For those who do not know APHA, the Animal and Plant Health Agency, which is a sub division of DEFRA, Department for Environment, Food and Rural Affairs have inspectors that deal with the health of bee colonies and are responsible for national monitoring and advise on challenges. They pay regular visits to beekeepers of all sizes, whether you have a single colony or a thousand.

Frank inspecting woodland apiary

The set up can be quite strange as within a devolved Wales as we have a minister in charge of Rural Affairs but the bee inspectors as they come under the National Bee Unit in Yorkshire. There is an argument that a centralised unit for bee health may be beneficial, but when the NBU has a role to play in policy decision making, are we bypassing decision makers in Welsh Government? Or even worse just following England’s path, when the challenges can be different here in Wales? We, after all, have different geography and yields tend to be half that across the border due to challenges. But this is also a bonus as it tastes great as we have fewer pesticides and more wildflowers!

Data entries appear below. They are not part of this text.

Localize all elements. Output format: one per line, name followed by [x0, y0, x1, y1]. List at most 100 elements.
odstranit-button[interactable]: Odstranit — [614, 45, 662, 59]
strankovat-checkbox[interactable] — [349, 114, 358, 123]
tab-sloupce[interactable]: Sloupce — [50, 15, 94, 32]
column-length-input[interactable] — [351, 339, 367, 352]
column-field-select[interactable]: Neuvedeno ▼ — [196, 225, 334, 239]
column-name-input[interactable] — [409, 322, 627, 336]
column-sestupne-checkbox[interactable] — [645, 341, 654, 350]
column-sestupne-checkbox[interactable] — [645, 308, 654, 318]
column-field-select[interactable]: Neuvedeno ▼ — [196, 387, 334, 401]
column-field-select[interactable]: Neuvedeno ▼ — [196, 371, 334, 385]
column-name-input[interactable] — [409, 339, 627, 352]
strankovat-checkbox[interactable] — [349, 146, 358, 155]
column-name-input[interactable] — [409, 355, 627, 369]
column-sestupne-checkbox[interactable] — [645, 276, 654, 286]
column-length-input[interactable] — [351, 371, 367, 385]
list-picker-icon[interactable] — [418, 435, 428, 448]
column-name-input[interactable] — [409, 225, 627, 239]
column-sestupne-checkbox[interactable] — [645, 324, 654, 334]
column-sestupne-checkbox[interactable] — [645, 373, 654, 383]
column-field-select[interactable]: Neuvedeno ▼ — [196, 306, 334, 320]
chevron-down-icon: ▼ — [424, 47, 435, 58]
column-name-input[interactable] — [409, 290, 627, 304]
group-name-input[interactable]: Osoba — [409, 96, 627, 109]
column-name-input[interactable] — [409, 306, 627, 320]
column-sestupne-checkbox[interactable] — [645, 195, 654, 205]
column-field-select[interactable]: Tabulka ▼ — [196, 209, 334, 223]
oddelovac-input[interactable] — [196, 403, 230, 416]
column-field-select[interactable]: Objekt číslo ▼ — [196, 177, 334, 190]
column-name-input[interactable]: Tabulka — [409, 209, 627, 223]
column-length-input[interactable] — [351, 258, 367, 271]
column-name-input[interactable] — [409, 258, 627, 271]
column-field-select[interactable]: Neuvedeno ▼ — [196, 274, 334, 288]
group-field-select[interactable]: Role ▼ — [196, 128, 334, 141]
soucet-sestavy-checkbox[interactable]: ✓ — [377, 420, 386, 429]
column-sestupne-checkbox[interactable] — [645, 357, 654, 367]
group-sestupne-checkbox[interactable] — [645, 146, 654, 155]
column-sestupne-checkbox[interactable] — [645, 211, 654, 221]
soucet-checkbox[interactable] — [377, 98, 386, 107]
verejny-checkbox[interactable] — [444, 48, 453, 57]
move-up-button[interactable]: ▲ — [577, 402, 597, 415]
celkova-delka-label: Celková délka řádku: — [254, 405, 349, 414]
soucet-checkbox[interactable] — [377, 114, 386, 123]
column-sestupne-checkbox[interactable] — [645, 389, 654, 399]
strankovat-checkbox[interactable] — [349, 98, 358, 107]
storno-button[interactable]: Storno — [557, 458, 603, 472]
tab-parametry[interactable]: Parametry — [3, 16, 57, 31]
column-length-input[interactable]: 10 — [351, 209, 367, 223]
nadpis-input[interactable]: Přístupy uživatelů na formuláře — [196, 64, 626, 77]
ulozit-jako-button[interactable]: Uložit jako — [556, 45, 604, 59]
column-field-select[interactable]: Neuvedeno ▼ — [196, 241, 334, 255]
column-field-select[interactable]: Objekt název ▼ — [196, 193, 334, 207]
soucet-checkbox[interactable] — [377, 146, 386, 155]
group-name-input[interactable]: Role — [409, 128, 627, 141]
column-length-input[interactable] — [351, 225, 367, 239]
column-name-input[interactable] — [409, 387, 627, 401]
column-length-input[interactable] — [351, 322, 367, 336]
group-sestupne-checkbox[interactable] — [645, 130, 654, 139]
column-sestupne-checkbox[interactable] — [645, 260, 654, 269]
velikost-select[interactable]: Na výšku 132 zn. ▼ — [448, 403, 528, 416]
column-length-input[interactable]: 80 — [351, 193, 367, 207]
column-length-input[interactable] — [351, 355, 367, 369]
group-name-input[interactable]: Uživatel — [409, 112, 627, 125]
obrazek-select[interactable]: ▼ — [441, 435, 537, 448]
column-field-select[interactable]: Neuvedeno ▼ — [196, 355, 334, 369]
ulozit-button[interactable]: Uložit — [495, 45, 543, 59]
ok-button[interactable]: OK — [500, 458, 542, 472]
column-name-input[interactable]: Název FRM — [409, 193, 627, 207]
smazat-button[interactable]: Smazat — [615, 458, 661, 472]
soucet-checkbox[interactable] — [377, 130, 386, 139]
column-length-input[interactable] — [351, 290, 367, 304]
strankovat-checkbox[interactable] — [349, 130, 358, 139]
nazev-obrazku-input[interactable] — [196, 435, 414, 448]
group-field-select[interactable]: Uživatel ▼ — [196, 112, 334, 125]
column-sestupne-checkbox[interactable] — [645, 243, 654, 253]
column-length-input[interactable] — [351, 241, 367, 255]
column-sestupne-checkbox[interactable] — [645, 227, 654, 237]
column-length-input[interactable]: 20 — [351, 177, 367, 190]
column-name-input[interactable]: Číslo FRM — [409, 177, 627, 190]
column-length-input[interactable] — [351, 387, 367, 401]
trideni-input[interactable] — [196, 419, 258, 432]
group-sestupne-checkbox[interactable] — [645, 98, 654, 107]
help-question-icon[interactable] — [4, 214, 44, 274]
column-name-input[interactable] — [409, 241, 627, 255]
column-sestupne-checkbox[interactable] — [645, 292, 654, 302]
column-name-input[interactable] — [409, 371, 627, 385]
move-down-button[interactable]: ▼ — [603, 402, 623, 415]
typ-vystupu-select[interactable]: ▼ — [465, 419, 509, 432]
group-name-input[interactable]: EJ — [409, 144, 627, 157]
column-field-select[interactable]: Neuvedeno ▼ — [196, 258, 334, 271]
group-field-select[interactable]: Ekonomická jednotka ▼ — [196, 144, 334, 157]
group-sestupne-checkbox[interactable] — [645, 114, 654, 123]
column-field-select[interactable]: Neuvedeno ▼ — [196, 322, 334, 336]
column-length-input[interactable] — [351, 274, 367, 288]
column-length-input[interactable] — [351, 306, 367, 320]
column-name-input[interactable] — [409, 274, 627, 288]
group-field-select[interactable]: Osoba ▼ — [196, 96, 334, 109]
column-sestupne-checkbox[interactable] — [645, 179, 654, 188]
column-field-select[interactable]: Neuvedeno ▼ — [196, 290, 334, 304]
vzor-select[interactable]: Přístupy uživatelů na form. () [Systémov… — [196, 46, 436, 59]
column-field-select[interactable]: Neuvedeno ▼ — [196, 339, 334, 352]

The inspectors were friendly as always and, at least here, I hope we have a bit of fun at the same time. Francis, the region bee inspector (RBI) I first met in 2004, so we go back a number of years. Maggie, the seasonal bee inspector we have met a few times over the last 7 or more years (sorry, I cant remember the first year we met!) is always charming and fun. Both are well experienced beekeepers and are a joy to be around. There was only 1 colony in which we had trouble and was highlighted prior, and sadly had to be destroyed after confirmation tests on site. It will be interesting to hear what the lab results will say of its origin.

Frank and Maggie inspection apiary

Some beekeepers have participated in the DASH scheme, a system where bee inspectors no longer visit beekeepers but rely on a few days course at the NBU (National Bee Unit). I must stress this is only available to larger commercial beekeepers. I will be honest, and we have expressed this to our bee inspectors, we think that this process is flawed. We were offered the opportunity to participate on DASH a number of years ago but we oppose it on its principle. Effectively its marking your own homework.

For as long as we are willing to learn from others bee inspectors should be welcomed. Sometimes, and this will be a case for elsewhere, the bee inspectors have less experience than the beekeepers they are visiting. But if you have nothing to hide why oppose it? For as long as it’s a free process why oppose it? If the bee inspectors has far less experience can’t we help educate those?

Frank and Maggie

So, for as long as the visits are cordial and are concerned with animal health and welfare what’s the opposition? Are we as beekeepers really too big for our boots to take any advice? We look forward to the next visit and chew the cud!